- Directed by: Menahem Golan
- Written by: Menahem Golan
- Produced by: Menahem Golan
- Starring: Laurence Harvey Yehuda Barkan Josephine Chaplin Jack Hawkins
- Cinematography: David Gurfinkel
- Edited by: Alfred Srp
- Music by: Dov Seltzer
- Production companies: Comacico Noah Films
- Distributed by: Cinevision (U.S.)
- Release date: 31 October 1972 (U.S.);
- Running time: 118 minutes
- Countries: France Israel
- Language: English

= Escape to the Sun =

1972 film

Escape to the Sun is a 1972 drama film written, produced, and directed by Menahem Golan and starring Laurence Harvey, Josephine Chaplin, John Ireland, Lila Kedrova and Jack Hawkins. The film was a co-production of Israel, France and West Germany.

The screenplay was written by Menahem Golan and Yosef Gross, based on a short story by Uri Dan. The plot centers around a group of Jews attempting to hijack a plane to escape from a police state. The country's name is not mentioned in the film, but it is clear that it refers to the Soviet Union.

The storyline is inspired by Operation Wedding, a documentary about the Dymshits–Kuznetsov hijacking affair, when a group of Jews, including refusal-to-emigrate individuals and human rights activists in the Soviet Union hijack an empty civilian plane on June 15, 1970. However, the resemblance between the two is minimal.

The film was shot in West Berlin and Norway.

==Plot==
A group of people wish to flee the Soviet Union to escape anti-semitism and political repression, but their activities soon attract the attention of the KGB secret police.

Yasha Barazov (Yehuda Barkan) is an outstanding Jewish medical student nearing the completion of his studies. He faces antisemitism at the university, primarily from the student Grisha (Hartmond Heinricks), and therefore requests permission to immigrate to the United States, where his mother lives. As a result, he is expelled from the university, and even his landlady kicks him out.

Yasha is engaged to Nina Kaplan (Josephine Chaplin), who lives with her mother Sarah (Lila Kedrova). Sarah spent 10 years in exile in Siberia, where her husband disappeared. Both Nina and Sarah have applied for immigration.

Major Kirsonov (Laurence Harvey) is a senior investigator working to reject their immigration requests.

Yasha meets at the house of the banned writer Alexei Baburin (Jack Hawkins), whose books are distributed in the West but banned in his own country. Present at the meeting are also scientist Professor Abramovich (Peter Copley) and former pilot Kagan (John Ireland). Kagan was a decorated combat pilot but was dismissed after requesting to emigrate.

All these meetings are being monitored by Kirsonov's secret police. The group is joined by the Jewish photographer Romik (Yehuda Afroni), who was once an informant for the police. He is arrested and subjected to violent interrogation.

Kirsonov falls in love with Nina and seeks to separate her from Yasha. Yasha receives an immigration permit, but the day before, they begin to marry secretly so Nina can later apply for family reunification.
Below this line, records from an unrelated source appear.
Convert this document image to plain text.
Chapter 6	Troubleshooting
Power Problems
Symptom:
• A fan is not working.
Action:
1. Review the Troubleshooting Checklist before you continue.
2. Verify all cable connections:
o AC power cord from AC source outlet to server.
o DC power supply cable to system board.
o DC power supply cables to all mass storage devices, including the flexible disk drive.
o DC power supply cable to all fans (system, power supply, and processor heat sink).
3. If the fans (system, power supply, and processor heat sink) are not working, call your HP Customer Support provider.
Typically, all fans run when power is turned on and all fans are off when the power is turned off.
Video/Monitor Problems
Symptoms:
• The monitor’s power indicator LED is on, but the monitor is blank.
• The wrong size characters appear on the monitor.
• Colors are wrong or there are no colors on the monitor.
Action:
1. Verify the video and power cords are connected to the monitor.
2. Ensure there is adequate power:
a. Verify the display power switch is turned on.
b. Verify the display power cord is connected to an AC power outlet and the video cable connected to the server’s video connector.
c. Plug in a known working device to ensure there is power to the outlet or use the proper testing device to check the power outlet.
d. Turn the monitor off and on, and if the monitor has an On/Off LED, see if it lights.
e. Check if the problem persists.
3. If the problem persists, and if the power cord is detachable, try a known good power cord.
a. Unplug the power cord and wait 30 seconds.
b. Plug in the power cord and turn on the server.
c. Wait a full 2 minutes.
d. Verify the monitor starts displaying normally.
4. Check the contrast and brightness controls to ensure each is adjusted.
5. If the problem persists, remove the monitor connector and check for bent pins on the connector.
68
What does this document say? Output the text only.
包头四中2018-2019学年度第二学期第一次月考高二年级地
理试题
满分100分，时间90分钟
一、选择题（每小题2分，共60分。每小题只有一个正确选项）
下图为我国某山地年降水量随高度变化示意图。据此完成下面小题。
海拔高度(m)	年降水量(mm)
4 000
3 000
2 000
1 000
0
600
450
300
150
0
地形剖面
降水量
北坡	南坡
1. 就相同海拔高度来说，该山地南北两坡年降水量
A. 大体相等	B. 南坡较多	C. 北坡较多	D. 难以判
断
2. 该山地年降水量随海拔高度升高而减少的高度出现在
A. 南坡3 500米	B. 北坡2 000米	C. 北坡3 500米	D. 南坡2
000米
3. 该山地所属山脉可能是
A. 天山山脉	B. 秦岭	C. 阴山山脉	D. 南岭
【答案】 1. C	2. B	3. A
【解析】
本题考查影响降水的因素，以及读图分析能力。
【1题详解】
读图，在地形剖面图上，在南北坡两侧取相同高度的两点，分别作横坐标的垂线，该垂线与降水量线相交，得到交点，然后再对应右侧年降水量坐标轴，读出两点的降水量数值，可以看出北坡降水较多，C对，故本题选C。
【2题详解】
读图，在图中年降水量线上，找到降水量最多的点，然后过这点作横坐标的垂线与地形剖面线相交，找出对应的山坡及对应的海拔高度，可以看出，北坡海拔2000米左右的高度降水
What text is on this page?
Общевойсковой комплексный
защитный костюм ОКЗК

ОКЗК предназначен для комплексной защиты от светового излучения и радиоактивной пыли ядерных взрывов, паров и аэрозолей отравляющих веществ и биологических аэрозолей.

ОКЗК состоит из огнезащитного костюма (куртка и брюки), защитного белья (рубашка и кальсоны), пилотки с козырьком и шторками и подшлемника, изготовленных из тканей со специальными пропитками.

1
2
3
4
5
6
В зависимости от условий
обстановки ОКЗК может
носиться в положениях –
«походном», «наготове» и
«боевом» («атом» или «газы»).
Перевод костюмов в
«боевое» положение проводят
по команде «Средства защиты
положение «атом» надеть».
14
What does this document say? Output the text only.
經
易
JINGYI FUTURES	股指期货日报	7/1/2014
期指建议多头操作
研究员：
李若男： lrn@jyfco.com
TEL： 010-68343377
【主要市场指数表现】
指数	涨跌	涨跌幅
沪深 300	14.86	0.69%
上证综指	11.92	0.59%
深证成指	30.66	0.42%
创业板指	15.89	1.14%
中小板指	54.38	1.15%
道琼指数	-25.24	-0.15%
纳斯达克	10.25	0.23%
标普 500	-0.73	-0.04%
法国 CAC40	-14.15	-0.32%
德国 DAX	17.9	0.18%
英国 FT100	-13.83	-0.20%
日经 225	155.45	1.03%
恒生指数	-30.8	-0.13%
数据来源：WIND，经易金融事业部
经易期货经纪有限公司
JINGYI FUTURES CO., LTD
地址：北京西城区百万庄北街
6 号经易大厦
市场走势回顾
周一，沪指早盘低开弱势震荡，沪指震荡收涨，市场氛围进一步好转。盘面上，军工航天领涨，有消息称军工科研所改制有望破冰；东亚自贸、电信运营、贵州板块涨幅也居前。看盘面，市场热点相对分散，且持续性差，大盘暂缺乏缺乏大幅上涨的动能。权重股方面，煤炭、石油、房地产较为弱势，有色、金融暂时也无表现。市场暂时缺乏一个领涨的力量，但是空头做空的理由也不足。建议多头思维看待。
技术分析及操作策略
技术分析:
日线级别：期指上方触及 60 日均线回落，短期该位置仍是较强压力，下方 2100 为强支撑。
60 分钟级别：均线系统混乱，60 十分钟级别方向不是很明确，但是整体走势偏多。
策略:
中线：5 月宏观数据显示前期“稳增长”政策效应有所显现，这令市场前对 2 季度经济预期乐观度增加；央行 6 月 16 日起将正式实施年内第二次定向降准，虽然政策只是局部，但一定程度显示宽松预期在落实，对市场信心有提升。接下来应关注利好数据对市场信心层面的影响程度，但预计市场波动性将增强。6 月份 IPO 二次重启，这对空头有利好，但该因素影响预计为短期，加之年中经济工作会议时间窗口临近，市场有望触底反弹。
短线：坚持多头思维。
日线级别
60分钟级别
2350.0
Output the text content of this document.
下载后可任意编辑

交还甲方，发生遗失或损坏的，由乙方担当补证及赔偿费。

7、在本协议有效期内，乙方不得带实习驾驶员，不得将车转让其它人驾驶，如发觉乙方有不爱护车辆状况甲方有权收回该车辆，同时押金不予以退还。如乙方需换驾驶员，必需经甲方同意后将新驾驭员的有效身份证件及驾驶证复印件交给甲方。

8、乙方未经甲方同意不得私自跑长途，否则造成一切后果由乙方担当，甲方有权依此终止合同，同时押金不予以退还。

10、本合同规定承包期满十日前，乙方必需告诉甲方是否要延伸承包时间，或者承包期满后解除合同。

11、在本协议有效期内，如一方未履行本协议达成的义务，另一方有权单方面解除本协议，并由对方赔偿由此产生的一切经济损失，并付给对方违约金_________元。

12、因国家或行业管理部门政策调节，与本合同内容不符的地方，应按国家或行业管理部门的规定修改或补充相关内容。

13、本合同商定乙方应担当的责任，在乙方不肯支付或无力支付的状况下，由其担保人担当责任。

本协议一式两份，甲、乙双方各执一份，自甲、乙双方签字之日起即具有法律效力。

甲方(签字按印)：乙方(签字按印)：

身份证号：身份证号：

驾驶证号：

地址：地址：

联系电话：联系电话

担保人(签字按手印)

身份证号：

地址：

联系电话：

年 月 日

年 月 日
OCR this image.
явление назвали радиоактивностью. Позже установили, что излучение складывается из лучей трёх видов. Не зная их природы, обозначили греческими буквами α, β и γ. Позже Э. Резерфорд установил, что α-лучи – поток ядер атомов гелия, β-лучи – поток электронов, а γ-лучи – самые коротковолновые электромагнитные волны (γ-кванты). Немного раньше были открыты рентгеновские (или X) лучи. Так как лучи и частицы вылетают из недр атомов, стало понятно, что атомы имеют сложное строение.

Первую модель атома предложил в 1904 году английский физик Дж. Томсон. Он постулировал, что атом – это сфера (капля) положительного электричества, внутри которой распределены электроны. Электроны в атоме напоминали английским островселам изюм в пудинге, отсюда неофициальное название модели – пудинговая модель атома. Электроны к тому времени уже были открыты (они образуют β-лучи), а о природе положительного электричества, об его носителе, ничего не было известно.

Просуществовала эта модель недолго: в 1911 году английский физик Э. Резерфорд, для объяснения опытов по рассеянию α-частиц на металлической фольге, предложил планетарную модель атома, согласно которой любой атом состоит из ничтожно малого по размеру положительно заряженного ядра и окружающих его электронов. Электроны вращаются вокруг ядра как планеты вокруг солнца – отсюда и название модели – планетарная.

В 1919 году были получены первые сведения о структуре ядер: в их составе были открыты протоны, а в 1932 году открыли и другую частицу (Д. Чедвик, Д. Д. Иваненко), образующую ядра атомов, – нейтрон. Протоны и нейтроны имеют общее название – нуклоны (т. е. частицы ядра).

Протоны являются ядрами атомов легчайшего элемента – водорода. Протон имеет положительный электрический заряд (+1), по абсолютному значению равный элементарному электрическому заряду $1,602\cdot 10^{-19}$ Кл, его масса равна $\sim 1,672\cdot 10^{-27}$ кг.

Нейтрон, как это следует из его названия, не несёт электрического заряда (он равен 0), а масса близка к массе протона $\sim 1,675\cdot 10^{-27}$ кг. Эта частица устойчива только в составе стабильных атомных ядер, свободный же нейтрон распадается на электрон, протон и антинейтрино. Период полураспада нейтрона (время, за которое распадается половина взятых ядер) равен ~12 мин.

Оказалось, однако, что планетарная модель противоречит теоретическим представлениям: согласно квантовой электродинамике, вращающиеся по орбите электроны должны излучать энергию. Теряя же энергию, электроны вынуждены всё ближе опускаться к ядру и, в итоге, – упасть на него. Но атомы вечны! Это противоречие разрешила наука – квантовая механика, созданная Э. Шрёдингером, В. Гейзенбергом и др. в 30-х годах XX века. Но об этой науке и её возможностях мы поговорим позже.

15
They marry in secret and spend the night at the Kaplan apartment, while Sarah spends the night at a tavern with a drunk (Caleb Rebel).

The next day, they say goodbye to Yasha, who boards the plane but is arrested, imprisoned, and tortured to reveal the plans of the group he met. After some time, he is released but is still under surveillance.

The group's plan is for Kagan and Romik to hijack a passenger plane, and Kagan will land it at a specific airport where the escapees will board. The plan is known to the police, and Kagan, who tries to enter the cockpit, is immediately arrested, while Romik commits suicide by shooting himself.

The plane lands, and the police burst in and arrest the group of escapees. Nina and Yasha manage to flee, but Yasha is shot. They continue through the snow toward the border, but Yasha's strength wanes, and he dies in the snow.

The judge (Gila Almagor) accuses the group members of betrayal. Kagan and Abramovich are sentenced to death, Sarah and Mrs. Abramovich are sentenced to ten years of hard labor, and Baburin is sentenced to long-term hospitalization in a psychiatric institution.

==Cast==
- Laurence Harvey as Major Kirsalov
- Josephine Chaplin as Nina Kaplan
- John Ireland as Jacob Kaplan
- Lila Kedrova as Sarah Kaplan
- Jack Hawkins as Baburin
- Yehuda Barkan as Yasha Bazarov
- Yehuda Efroni as Romek
- Peter Capell as Professor Abramowiz

==Production==
The film is based on a short story by author Uri Dan, and in turn based loosely on the events of the June 1970 Dymshits–Kuznetsov hijacking affair, in which a group of mostly Jews and two non-Jews unsuccessfully attempted to steal a Soviet airplane and fly it to freedom.